The committee received reports from the Task Force on National Workforce Policy; the working group on the Workforce for the 21st Century; Dr. Mary Clutter, Assistant Director of Biological Sciences, on education and diversity activities in the Biological Sciences Directorate; and Dr. James Lightbourne, Acting Director for Graduate Education, on Federal policies on the postdoctoral experience across science and engineering disciplines. Two policy issues are the benefits packages for postdocs, which differ by type of appointment, and the increased cost associated with recent Immigration and Naturalization Service rules regarding the tracking of foreign nationals.
f. EHR Task Force on National Workforce Policies for Science and Engineering (NWP)
Dr. Miller, chair, reported that the task force focused on recommendations to be made in its report. The report will address the changing demographics of the student population and the growth in minority students as reported in the 2000 census, and the changing international context for the science and engineering workforce. The task force is pressing for a full draft report for consideration by the EHR Committee at the November meeting.
g. Science and Engineering Indicators Subcommittee (S&EI)

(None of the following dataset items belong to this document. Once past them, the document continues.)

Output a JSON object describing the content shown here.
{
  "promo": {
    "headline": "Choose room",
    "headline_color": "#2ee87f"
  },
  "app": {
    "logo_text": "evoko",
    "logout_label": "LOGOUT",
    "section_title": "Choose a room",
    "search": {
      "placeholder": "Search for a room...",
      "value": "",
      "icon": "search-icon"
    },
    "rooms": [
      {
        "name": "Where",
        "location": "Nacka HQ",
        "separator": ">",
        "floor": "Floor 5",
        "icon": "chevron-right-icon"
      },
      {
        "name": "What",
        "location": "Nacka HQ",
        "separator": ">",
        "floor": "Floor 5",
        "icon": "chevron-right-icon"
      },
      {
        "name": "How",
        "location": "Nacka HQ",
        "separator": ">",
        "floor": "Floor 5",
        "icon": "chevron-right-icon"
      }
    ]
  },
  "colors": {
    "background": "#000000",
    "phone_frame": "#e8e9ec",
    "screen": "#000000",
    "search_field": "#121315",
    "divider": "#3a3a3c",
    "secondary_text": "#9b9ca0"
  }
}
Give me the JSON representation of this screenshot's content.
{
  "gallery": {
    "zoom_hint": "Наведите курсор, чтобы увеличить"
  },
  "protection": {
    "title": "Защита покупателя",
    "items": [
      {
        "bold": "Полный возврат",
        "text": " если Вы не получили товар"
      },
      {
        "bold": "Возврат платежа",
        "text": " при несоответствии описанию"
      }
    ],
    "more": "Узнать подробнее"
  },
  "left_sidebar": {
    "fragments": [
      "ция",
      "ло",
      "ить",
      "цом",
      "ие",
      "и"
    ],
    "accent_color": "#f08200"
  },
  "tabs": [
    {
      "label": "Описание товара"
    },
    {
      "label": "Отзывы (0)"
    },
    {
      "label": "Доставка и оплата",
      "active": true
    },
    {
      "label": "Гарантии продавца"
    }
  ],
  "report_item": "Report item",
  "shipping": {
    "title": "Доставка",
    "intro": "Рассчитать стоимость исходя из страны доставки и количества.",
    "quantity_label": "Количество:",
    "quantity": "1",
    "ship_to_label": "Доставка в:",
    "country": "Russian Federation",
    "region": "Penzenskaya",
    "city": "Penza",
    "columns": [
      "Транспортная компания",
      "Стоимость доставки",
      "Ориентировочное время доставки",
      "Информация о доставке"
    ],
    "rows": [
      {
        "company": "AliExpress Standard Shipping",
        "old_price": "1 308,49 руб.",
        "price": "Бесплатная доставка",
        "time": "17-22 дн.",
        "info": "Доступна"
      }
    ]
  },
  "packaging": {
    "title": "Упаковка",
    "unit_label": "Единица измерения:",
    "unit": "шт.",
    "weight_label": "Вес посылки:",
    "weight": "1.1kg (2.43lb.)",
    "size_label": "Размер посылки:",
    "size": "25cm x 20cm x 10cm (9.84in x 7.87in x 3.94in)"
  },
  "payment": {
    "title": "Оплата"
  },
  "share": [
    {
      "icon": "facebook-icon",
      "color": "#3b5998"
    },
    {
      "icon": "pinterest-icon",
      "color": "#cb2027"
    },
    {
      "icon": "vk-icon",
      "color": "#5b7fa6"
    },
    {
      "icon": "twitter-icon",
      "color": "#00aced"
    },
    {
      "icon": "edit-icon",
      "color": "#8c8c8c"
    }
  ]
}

Dr. Richardson, chair, stated that Science Resources Statistics staff had reported on the traditional chapters planned for the 2004 edition, suggesting updates and improvements. They also presented a planned new chapter on State-level science and engineering, which would include K-12 data, workforce indicators, financial indicators of research and development, and information on publications and patents.
h. Committee on Strategy and Budget (CSB)
Dr. Ferguson, reporting in the absence of Dr. Savitz, chair, stated that the committee discussed three major topics: (1) Dr. Borgodna presented the options developed by an informal group of Board members and NSF staff concerning NSF's guidelines and policies for prioritizing the funding for major research facilities. Dr. Jones also presented options for changing the current guidelines. The committee discussed whether it would be appropriate to set an agreed-upon approximate level of funding for new large facilities, a level that would be known and of interest to the NSF, Office of Management and Budget, and the Congress. (2) Dr. Colwell presented an update on the revision of NSF's Strategic Plan, highlighting an initial set of long-range issues that NSF believes are driving science and engineering research. A more detailed discussion is expected at the November meeting. (3) As part of the committee's process of following up on recommendations in recent NSB reports, Dr. Margaret Leinen, the Associate Director for Geosciences, briefed the committee on NSF's efforts to meet the recommendations in Environmental Science and Engineering for the 21st Century, issued in February 2000. Although the environmental portfolio has increased faster than the agency's budget, NSF has not been fully successful in achieving the level of increase called for in the report. The Advisory Committee for Environmental Research and Education will publish a ten-year outlook for the NSF portfolio in January 2003.
AGENDA ITEM 11: Other Business
After thanking the many NSF staff members who helped prepare for and who participated in the meeting, Dr. Washington adjourned the Open Session at 3:24 p.m.